The quantitative discrepancies between the sea and air temperature…” Whatever.
  • My brother, who very early on was at a much different level of intelligence, introduced me to the game of chess. I enjoyed learning how to play, as the strategy of thinking many moves ahead challenged me. I was never successful playing against my brother but enjoyed hm teaching me how to play. Unfortunatly, like many indoor activities, I did not spend too much time on the chess board as I was always outside playing sports and listening to music. After watching a few episodes of The Queen’s Gambit, I wish I had spent much more time learning the game of chess.
Anya Taylor-Joy as Beth Harmon in "The Queen's Gambit" on Netflix.
The Queen’s Gambit is a Cold War drama with many twists and turns.

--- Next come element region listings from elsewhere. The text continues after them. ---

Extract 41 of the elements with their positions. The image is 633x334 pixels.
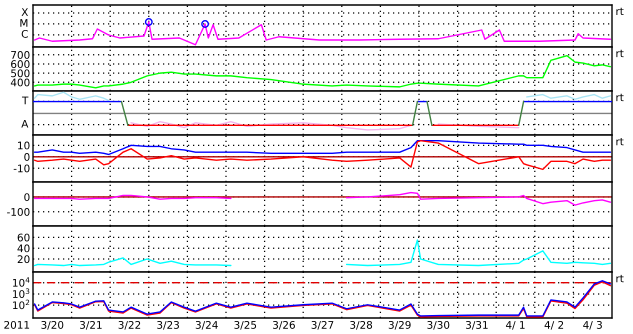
- x-tick-label: 3/31: [466, 320, 488, 330]
- y-tick-label: 500: [11, 69, 30, 78]
- x-tick-label: 3/21: [80, 320, 102, 330]
- y-tick-label: 400: [10, 78, 30, 86]
- x-tick-label: 3/25: [234, 320, 256, 330]
- x-tick-label: 3/26: [273, 320, 295, 330]
- y-tick-label: 10$^{2}$: [13, 300, 30, 310]
- y-tick-label: 20: [18, 255, 30, 264]
- text: C: [22, 30, 28, 38]
- x-tick-label: 3/22: [118, 320, 140, 330]
- y-tick-label: 0: [24, 193, 30, 202]
- text: rt: [616, 274, 624, 282]
- x-tick-label: 4/ 3: [583, 320, 602, 330]
- x-tick-label: 3/29: [388, 320, 411, 330]
- x-tick-label: 3/30: [427, 320, 450, 330]
- x-tick-label: 3/23: [157, 320, 179, 330]
- text: M: [20, 19, 28, 27]
- text: rt: [616, 8, 624, 16]
- y-tick-label: 10$^{4}$: [13, 277, 30, 287]
- x-tick-label: 3/20: [41, 320, 64, 330]
- text: X: [22, 8, 28, 16]
- y-tick-label: 10: [18, 142, 30, 150]
- text: rt: [616, 50, 624, 58]
- y-tick-label: 0: [24, 153, 30, 161]
- text: rt: [616, 138, 624, 146]
- x-tick-label: 3/27: [312, 320, 334, 330]
- x-axis-title: 2011: [4, 320, 30, 329]
- x-tick-label: 4/ 1: [506, 321, 525, 330]
- y-tick-label: 40: [17, 244, 30, 252]
- y-tick-label: 600: [11, 60, 30, 68]
- x-tick-label: 3/28: [350, 320, 372, 330]
- text: T: [22, 96, 28, 104]
- x-tick-label: 3/24: [196, 320, 218, 330]
- y-tick-label: -100: [7, 208, 30, 216]
- y-tick-label: -10: [14, 164, 30, 172]
- y-tick-label: 10$^{3}$: [13, 288, 30, 298]
- x-tick-label: 4/ 2: [544, 320, 564, 330]
- text: A: [21, 120, 28, 128]
- y-tick-label: 60: [18, 234, 30, 242]
- text: rt: [616, 94, 624, 102]
- y-tick-label: 700: [11, 51, 30, 59]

  • A thank you to a long-time friend who sent me this YouTube video. While we all need to be aware of racial discrimination, police brutality, social injustice, and sexual indiscretions, I feel strongly that words need to be turned into actions. There are many who are doing just that, putting actions into place that hopefully will get us into a more positive environment. Unfortunately, in my opinion, some of this sensitivity has strayed too far as I recently learned that movie classics including Gone With The Wind and Guess Who’s Comng To Dinner have been lambasted by some who call out themes of racism and discrimination. Again, I am extremely supportive of ACTION taking place to put these social injustices behind us once and for all, but calling out classic movies, enjoyed by millions of people, made over fifty years ago, has gone too far. Black, white, or brown, I have never heard one negative comment about Kathryn Hepburn, Sidney Portier, or Spencer Tracy in the classic Guess Who’s Coming To Dinner. Let’s all check reality at the door before we judge a classic movie, with amazing actors, made fifty years ago.
Actions speaking louder than words has never been more relevant.
  • Today is March 7, 2021 and I should not have to tell you what that means. One week to go.

Adios, pay it forward, be safe, and have a Funday Sunday.